Perché «lavorare sull’immaginario»? Perché «ancora non siamo stati capaci – dice Giorgio Griziotti –, dal punto di vista razionale, di trovare una visione, una futuribilità, della giustizia climatica» e, più semplicemente, della crisi ecologica. E ancor più perché è in atto una totale occupazione dell’immaginario, tramite mediazione tecnologica, ad opera di un capitalismo – il neurocapitalismo – che, mentre ci alletta con i suoi dispositivi di cattura cognitiva ed esistenziale in una logica consumistica di messa a valore della vita, nella sua ossessione per la crescita illimitata, ci espone alla visione di un futuro – “che altri stanno immaginando per noi” – che si consuma nella sua stessa potenza autodistruttiva.
Di fronte al disastro ambientale incombente, di quale «nuova base teorica», da costruire, abbiamo allora bisogno? Per Giorgio Griziotti, serve un cambio di paradigma, una rivoluzione culturale. Senza però rinunciare alla dimensione materiale della lotta, alla centralità del conflitto sociale, occorre allargare il senso della “realtà”: occorre ricomprendere il conflitto di classe – e in genere il tema dell’oppressione delle classi subalterne – entro la più ampia dinamica di integrazione del vivente, entro il sistema interconnesso dell’“accadere” di Gaia.
A tutto ciò c’è però una problematica sottesa: la capacità del sistema capitalistico di assumere una natura dinamica e mutevole, di inglobare nella sua struttura la “fluidità”, una capacità di adattarsi e di evolversi nel tempo, e di “sussumere” a livello ideologico la messa in discussione dell’idea stessa di una verità, di una significazione della realtà, stabile e definita. In altre parole, se è vero che «il discorso sulla “lotta di classe” non funziona più», altrettanto per le nuove istanze di emancipazione – come le ”guerre culturali” sulle tematiche dei diversi regimi di oppressione di soggetti subalterni (per condizione di appartenenza di genere, orientamento sessuale, razzializzata, abilità psico-fisica, retroterra socio-economico o altro ancora) – c’è il rischio che esse possono essere neutralizzate, piegate a semplici rivendicazioni etico-culturali, in una logica di frammentazione, su base identitaria, di un possibile soggetto antagonista. (Vedi Cena N. 102, Guerre culturali e neoliberismo – con Mimmo Cangiano, qui o qui)

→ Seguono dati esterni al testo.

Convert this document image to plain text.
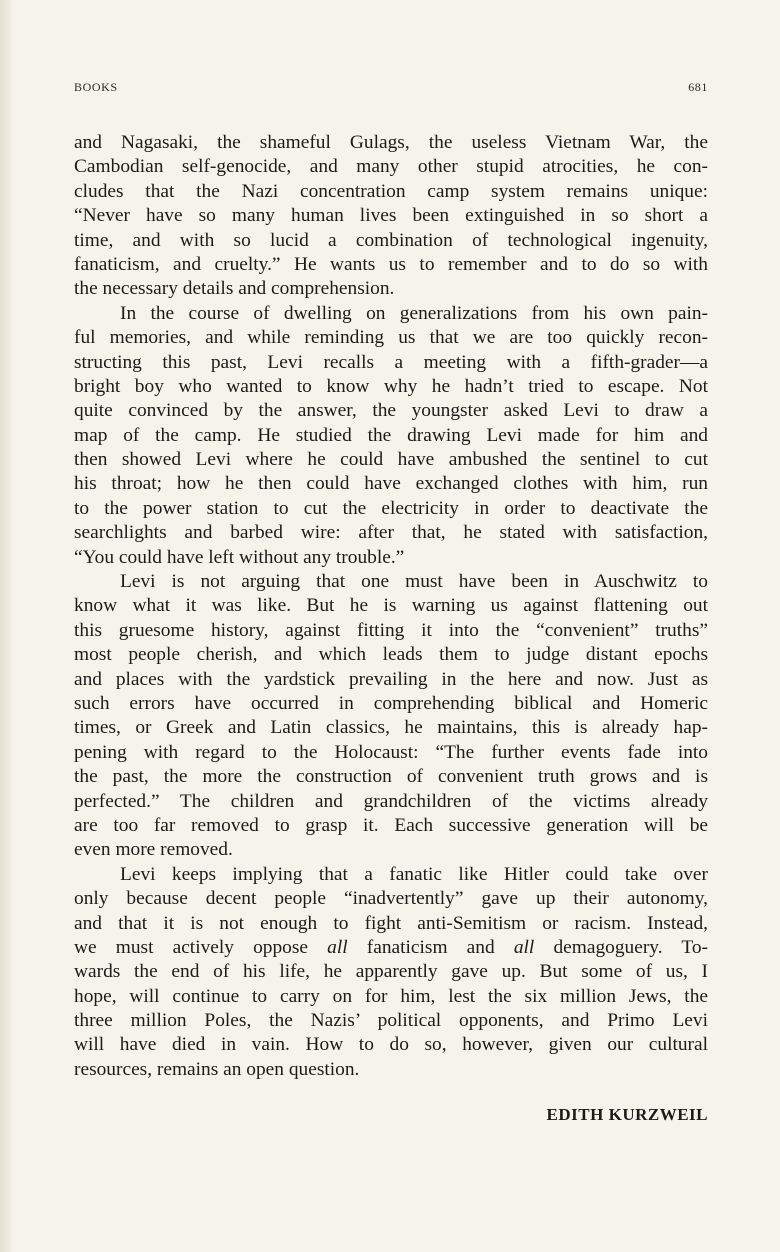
BOOKS	681
and Nagasaki, the shameful Gulags, the useless Vietnam War, the
Cambodian self-genocide, and many other stupid atrocities, he con-
cludes that the Nazi concentration camp system remains unique:
“Never have so many human lives been extinguished in so short a
time, and with so lucid a combination of technological ingenuity,
fanaticism, and cruelty.” He wants us to remember and to do so with
the necessary details and comprehension.
In the course of dwelling on generalizations from his own pain-
ful memories, and while reminding us that we are too quickly recon-
structing this past, Levi recalls a meeting with a fifth-grader—a
bright boy who wanted to know why he hadn’t tried to escape. Not
quite convinced by the answer, the youngster asked Levi to draw a
map of the camp. He studied the drawing Levi made for him and
then showed Levi where he could have ambushed the sentinel to cut
his throat; how he then could have exchanged clothes with him, run
to the power station to cut the electricity in order to deactivate the
searchlights and barbed wire: after that, he stated with satisfaction,
“You could have left without any trouble.”
Levi is not arguing that one must have been in Auschwitz to
know what it was like. But he is warning us against flattening out
this gruesome history, against fitting it into the “convenient” truths”
most people cherish, and which leads them to judge distant epochs
and places with the yardstick prevailing in the here and now. Just as
such errors have occurred in comprehending biblical and Homeric
times, or Greek and Latin classics, he maintains, this is already hap-
pening with regard to the Holocaust: “The further events fade into
the past, the more the construction of convenient truth grows and is
perfected.” The children and grandchildren of the victims already
are too far removed to grasp it. Each successive generation will be
even more removed.
Levi keeps implying that a fanatic like Hitler could take over
only because decent people “inadvertently” gave up their autonomy,
and that it is not enough to fight anti-Semitism or racism. Instead,
we must actively oppose all fanaticism and all demagoguery. To-
wards the end of his life, he apparently gave up. But some of us, I
hope, will continue to carry on for him, lest the six million Jews, the
three million Poles, the Nazis’ political opponents, and Primo Levi
will have died in vain. How to do so, however, given our cultural
resources, remains an open question.
EDITH KURZWEIL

Insomma, la radicalità dell’incertezza, la perdita di centralità del nostro stare al mondo, con cui stiamo imparando a vivere, è il segno di una nostra implicazione dinamica con il mondo stesso. Ed è conforme, in un suo impiego forse non solo metaforico, al principio di indeterminazione di Heisenberg, della fisica quantistica, per cui la scoperta che essere implicati nella processualità delle connessioni del mondo significa indagare, disporsi ad «ascoltare le capacità del vivente», a «rientrare nel sistema vivente di Gaia», diviene la condizione per attivare un immaginario non più antropocentrico. Per un futuro diverso, perché ne va di un mondo il cui collasso è evitabile, a condizione di porre fine, questa sì auspicabile, alla dismisura prometeica degli attuali esiti della civilizzazione umana.